市中興算是洛平最好的醫院了,趙隊本想著顧朗茳一個小小的刀傷,不必來這裡,但之前那兩個小青年看起來傷的似乎不輕,周林、陳默送他們去了市中興,加之顧朗茳又點名要去那,趙隊也就答應了。
趙隊一向討厭去醫院,看病太麻煩,動不動就要排上個把小時的隊。他對顧朗茳道,「等下你們兩個自己去找醫生,處理完了到大門等我,要是溜了,明天我直接帶人上你們學校去!」
季斐連忙保證,「我們絕對不溜!」
趙隊看了看季斐,怎麼看怎麼老實,點了點頭,「那行,我先去找另外兩個同事,看那兩孩子到底怎麼回事,也沒見著有什麼傷,怎麼就痛成那樣了」,說著古怪地看了一眼顧朗茳,又回頭對季斐道,「你看著這小子。」
「我一定看著他!」季斐就差沒拍胸脯保證。
趙隊滿意地點頭。
一下車就看到醫院門口站倆穿白大褂的,其中一個帶著副眼鏡,焦急地張望。
趙隊道,「現在的醫生也真辛苦,大晚上都不能睡。」他剛說話,就發現那帶眼鏡的眼睛亮了,看著他。趙隊一時有些發愣,摸了摸腦袋,不認識這麼號人呀!
趙隊正在腦海裡回憶到底是在哪見過,那人已經過來了,趙隊有些不好意思,「你認識我……身後的人……」趙隊眼睜睜看著人家直接越過他走到後頭去了,才知是自己自做多情。
「小茳,顧先生打電話過來說你手臂傷了,院長很著急,但他不在本市,讓我過來看看」,說話的正是張院長的助理小鄭,他迅速將顧朗茳上下掃了一遍,初步只看到手受了傷,轉身對另一個穿白大褂的道,「陳主任,請馬上帶他去檢查。」
「我沒事」,顧朗茳顯得不放在心上,「就是有點餓了,鄭叔,你讓人給我買點吃的喝的吧。」
「好,我去買,你先跟陳主任進去。」
於是趙隊在一旁愣愣看著顧朗茳牽起季斐的手,被另一個穿白大褂的一臉緊張地領了進去。
這時候姓鄭的助理對他伸出手,「你好,我是這家醫院院長的助理,鄭清。
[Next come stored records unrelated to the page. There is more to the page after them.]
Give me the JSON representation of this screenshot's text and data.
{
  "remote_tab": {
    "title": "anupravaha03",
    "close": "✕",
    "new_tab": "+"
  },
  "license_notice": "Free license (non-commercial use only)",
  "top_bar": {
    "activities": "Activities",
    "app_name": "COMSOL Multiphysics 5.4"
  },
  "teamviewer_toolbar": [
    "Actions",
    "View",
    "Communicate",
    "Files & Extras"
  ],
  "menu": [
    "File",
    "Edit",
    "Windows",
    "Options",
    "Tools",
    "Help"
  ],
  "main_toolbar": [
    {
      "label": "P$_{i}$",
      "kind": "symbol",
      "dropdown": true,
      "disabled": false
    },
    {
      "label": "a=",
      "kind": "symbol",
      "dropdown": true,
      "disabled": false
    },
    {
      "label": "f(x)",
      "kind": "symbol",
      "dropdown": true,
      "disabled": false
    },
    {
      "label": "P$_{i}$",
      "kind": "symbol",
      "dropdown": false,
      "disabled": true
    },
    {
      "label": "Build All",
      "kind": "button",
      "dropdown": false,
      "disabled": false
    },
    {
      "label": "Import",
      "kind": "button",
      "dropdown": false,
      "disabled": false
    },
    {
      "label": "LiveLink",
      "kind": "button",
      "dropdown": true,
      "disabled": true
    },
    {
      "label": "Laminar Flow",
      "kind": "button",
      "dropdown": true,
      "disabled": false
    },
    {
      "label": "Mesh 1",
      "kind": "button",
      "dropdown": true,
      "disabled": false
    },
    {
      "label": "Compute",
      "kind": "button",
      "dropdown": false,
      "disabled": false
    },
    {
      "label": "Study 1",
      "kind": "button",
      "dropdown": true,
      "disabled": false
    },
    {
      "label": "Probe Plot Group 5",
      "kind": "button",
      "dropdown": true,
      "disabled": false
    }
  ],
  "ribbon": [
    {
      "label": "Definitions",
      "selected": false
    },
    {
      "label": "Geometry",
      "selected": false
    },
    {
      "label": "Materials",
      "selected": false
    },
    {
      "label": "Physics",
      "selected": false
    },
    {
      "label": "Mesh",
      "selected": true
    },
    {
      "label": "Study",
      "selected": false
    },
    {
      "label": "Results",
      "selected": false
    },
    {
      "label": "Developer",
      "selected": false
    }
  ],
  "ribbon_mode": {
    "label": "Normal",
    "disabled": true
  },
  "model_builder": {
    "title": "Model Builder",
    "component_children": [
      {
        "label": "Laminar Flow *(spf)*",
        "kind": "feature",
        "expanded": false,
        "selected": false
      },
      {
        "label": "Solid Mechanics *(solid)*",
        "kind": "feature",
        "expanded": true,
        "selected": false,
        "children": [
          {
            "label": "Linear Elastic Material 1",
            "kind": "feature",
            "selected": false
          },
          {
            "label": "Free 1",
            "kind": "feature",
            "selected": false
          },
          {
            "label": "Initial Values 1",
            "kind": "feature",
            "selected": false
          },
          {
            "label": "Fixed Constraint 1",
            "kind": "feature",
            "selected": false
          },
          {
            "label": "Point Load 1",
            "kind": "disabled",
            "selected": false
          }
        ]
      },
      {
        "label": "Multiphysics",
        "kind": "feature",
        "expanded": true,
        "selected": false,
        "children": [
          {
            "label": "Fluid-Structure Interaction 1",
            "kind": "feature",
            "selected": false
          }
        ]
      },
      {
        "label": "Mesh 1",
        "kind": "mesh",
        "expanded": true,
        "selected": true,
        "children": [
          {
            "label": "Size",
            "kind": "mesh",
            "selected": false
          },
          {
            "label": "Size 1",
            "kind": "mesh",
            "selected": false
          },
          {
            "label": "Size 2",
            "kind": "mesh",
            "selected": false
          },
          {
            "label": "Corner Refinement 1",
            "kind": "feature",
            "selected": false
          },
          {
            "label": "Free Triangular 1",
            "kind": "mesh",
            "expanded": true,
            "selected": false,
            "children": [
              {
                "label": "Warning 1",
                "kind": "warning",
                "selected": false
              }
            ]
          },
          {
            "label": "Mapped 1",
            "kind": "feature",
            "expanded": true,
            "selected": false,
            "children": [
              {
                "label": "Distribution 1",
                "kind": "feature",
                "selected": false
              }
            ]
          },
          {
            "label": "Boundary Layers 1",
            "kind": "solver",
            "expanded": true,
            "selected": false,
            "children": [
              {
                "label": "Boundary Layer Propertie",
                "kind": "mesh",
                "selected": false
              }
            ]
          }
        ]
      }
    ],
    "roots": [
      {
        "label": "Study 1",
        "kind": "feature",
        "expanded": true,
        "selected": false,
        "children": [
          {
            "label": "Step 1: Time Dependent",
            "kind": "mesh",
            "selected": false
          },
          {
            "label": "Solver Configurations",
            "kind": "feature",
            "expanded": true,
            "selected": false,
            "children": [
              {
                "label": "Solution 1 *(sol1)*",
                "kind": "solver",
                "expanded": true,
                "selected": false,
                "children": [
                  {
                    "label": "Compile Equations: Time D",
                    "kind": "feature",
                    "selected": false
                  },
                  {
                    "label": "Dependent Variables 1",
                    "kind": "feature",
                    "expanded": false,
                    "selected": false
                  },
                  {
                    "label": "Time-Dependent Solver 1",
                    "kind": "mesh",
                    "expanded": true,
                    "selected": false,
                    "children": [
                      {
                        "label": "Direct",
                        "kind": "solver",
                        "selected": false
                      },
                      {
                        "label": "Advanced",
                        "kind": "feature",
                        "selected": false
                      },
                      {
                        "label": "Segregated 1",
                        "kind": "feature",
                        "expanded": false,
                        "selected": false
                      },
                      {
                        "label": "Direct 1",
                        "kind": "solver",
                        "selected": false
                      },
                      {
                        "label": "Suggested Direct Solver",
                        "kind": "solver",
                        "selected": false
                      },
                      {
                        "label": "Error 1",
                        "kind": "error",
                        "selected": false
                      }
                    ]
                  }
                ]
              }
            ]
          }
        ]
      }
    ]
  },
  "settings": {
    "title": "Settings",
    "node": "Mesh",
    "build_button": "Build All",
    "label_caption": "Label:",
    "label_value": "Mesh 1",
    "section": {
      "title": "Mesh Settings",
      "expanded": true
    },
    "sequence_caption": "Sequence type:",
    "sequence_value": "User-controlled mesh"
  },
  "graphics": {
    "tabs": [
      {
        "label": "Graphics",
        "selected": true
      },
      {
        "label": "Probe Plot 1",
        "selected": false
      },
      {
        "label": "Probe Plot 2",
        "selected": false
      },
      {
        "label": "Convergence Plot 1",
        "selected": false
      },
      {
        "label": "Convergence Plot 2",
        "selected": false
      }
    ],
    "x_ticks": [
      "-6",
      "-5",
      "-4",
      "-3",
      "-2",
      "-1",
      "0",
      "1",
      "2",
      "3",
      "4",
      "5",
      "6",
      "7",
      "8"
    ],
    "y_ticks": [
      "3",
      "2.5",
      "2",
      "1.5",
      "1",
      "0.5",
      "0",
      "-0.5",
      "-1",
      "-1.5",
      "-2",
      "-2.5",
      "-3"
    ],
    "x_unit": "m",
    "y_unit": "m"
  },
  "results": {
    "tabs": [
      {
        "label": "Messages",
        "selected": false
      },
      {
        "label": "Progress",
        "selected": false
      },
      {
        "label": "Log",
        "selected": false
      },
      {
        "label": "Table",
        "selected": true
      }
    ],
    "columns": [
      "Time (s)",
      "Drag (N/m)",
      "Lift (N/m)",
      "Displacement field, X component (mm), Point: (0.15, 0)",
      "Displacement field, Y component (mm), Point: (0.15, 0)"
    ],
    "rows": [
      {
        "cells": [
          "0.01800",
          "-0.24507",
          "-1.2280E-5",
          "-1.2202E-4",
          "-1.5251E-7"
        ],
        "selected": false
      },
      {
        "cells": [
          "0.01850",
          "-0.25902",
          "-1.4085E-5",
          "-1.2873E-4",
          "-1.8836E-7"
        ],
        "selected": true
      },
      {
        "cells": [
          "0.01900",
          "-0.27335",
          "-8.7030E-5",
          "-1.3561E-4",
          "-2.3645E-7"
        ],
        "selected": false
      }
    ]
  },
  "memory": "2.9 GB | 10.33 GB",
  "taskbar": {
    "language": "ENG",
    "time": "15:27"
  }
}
」
趙隊是河西一個小分區的警.察,平日見的不是小混混小流氓,就是跟他一樣五大三粗的小片警,突然碰著這麼個氣質清貴的大醫院院長的助理,趙隊有些不自在,想了想,也伸出手去,「你好,我是河西官平分區第一小隊隊長,趙剛。」
鄭清笑了笑,「趙隊長你好,之前我們醫院接收了你兩個同事送過來的孩子,一個肩部受了刀傷,刀子刺入過深,傷了神經,另外兩個……我們已經送去醫治了。」
趙隊長笑道,「好、好,不愧是市裡最好的醫院,辦事就是效率高。」
「過獎」,鄭清笑了笑,「趙隊長,有件事要麻煩你。」
「什麼事?」
「這次幾個孩子打架鬧著玩的事,麻煩你和你的同事就不要插手了,我們想私了。」
陳主任一直緊繃著臉,一言不髮帶著他們往外科走,季斐看著他的表情,有些緊張起來,看了看顧朗茳。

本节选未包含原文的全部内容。